Par courrier du 29 avril 2009, les ayants-droit ont saisi le Fonds d'indemnisation des victimes de l'amiante (ci-après le FIVA) d'une demande d'indemnisation des préjudices subis par Roger Y... de son vivant, ainsi que d'une demande d'indemnisation de leurs préjudices personnels.

Par lettre du 7 décembre 2009, le Fonds leur a notifié une offre d'indemnisation se décomposant comme suit:

- à titre personnel

32 600 euros au titre du préjudice moral et d'accompagnement de Mme X... veuve Y...,

8 700 euros au titre du préjudice moral et d'accompagnement de chaque enfant,

3 300 euros au titre du préjudice moral et d'accompagnement de chaque petit-enfant,

- au titre de l'action successorale

préjudice d'incapacité fonctionnelle

(100% à compter du 4 octobre 2006)447,26 euros

préjudice moral 69 700 euros

préjudice physique 24 500 euros

préjudice d'agrément 22 800 euros

préjudice esthétique 3 000 euros

remboursement des frais funéraires 2 894,35 euros

Le 11 et 13 janvier 2010, les consorts Y... ont expressément accepté cette offre.

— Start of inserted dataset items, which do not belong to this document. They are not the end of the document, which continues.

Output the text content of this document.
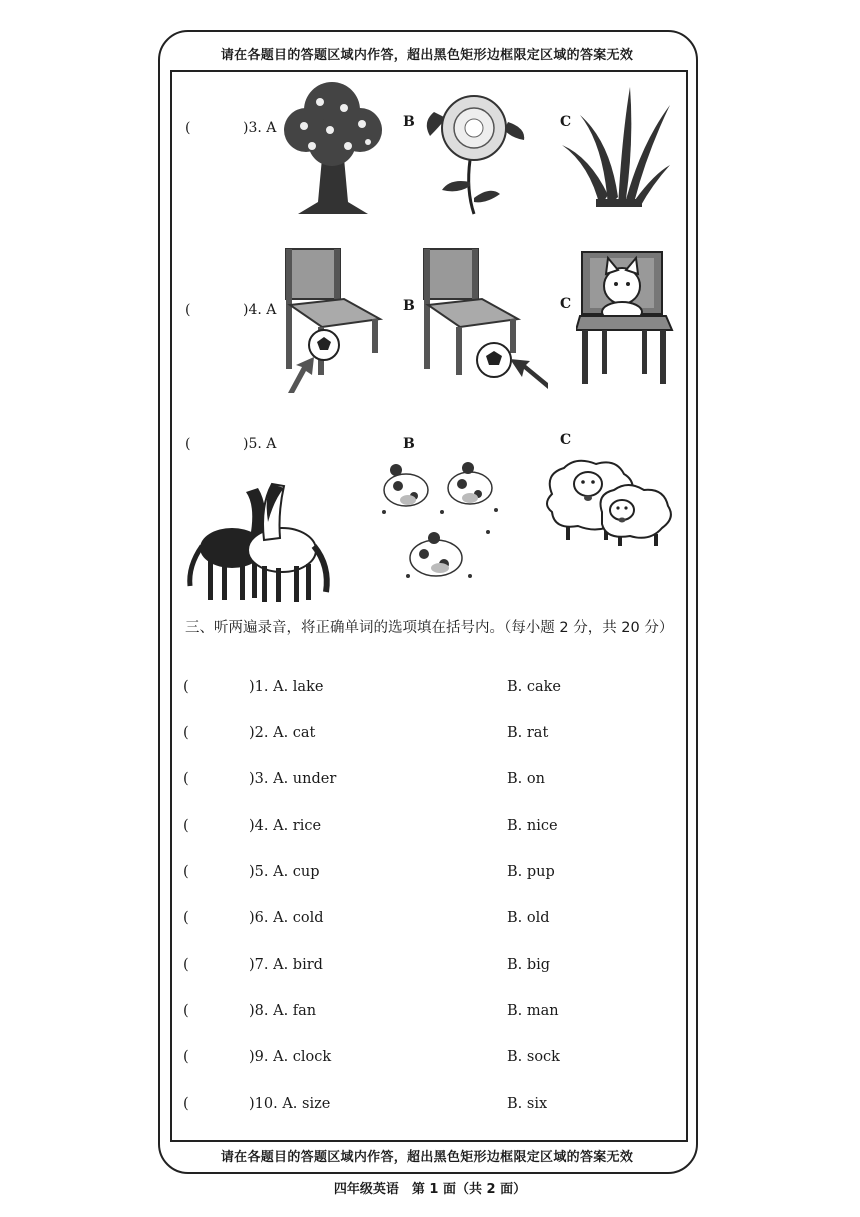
请在各题目的答题区域内作答，超出黑色矩形边框限定区域的答案无效
(	)3. A	B	C
(	)4. A	B	C
(	)5. A	B	C
三、听两遍录音，将正确单词的选项填在括号内。（每小题 2 分，共 20 分）
(	)1. A. lake	B. cake
(	)2. A. cat	B. rat
(	)3. A. under	B. on
(	)4. A. rice	B. nice
(	)5. A. cup	B. pup
(	)6. A. cold	B. old
(	)7. A. bird	B. big
(	)8. A. fan	B. man
(	)9. A. clock	B. sock
(	)10. A. size	B. six
请在各题目的答题区域内作答，超出黑色矩形边框限定区域的答案无效
四年级英语　第 1 面（共 2 面）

Par courriel du 23 juin 2017, les consorts Y... ont relancé le Fonds sur la demande d'indemnisation au titre du préjudice lié à l'assistance tierce personne subi par Roger Y... de son vivant.

Par lettre recommandée reçue le 11 août 2017, le Fonds a rejeté comme prescrite la demande des consorts Y....

Par lettre recommandée avec accusé de réception du 11 octobre 2017 reçue au greffe le 12 octobre 2017, les consorts Y... ont contesté le rejet devant la cour de céans.

***

Dans leurs conclusions du 14 mars 2018 développées oralement à l'audience, les consorts Y... demandent à la cour de:

- dire que le délai de prescription de 10 ans opposable à la demande tendant à l'indemnisation de l'intégralité des préjudices subis par les ayants droit de Roger Y... du fait de son décès a été interrompu par l'offre présentée par le FIVA le 7 décembre 2009,

- constater que leur demande d'indemnisation au titre du préjudice lié à l'assistance d'une tierce personne subi par Roger Y... de son vivant n'est pas prescrite,

à titre subsidiaire,

- dire que le délai de prescription de 10 ans opposable à la demande tendant à l'indemnisation du préjudice lié à l'assistance d'une tierce personne subi par Roger Y... de son vivant a été interrompu par le règlement des sommes proposées par le FIVA dans son offre présentée le 7 décembre 2009,

- constater, que Ia demande d'indemnisation des consorts Y... déposée le 5 juillet 2017 au titre du préjudice lié à l'assistance d'une tierce personne subi par Roger Y... de son vivant n'est pas prescrite,

en tout état de cause,

- dire qu'il convient de retenir un besoin en tierce personne de 12 heures par jour du 15 janvier 2007 au 7 mars 2008,

- dire qu'il convient de retenir un taux horaire de 20 euros, charges sociales comprises,

- fixer l'indemnisation du préjudice lié à l'assistance d'une tierce personne à la somme de 97 200 euros,

- dire que les sommes allouées porteront intérêts au taux légal à compter de la date de l'arrêt à intervenir,

- condamner le Fonds à leur payer une somme de 3 000 euros sur le fondement de l'article 700 du code de procédure civile.

Au soutien de leurs prétentions, les consorts Y... ne contestent pas la fixation du point de départ du délai de prescription décennale au 4 octobre 2006, date du certificat médical établissant le lien entre la pathologie de la victime et son exposition à l'amiante.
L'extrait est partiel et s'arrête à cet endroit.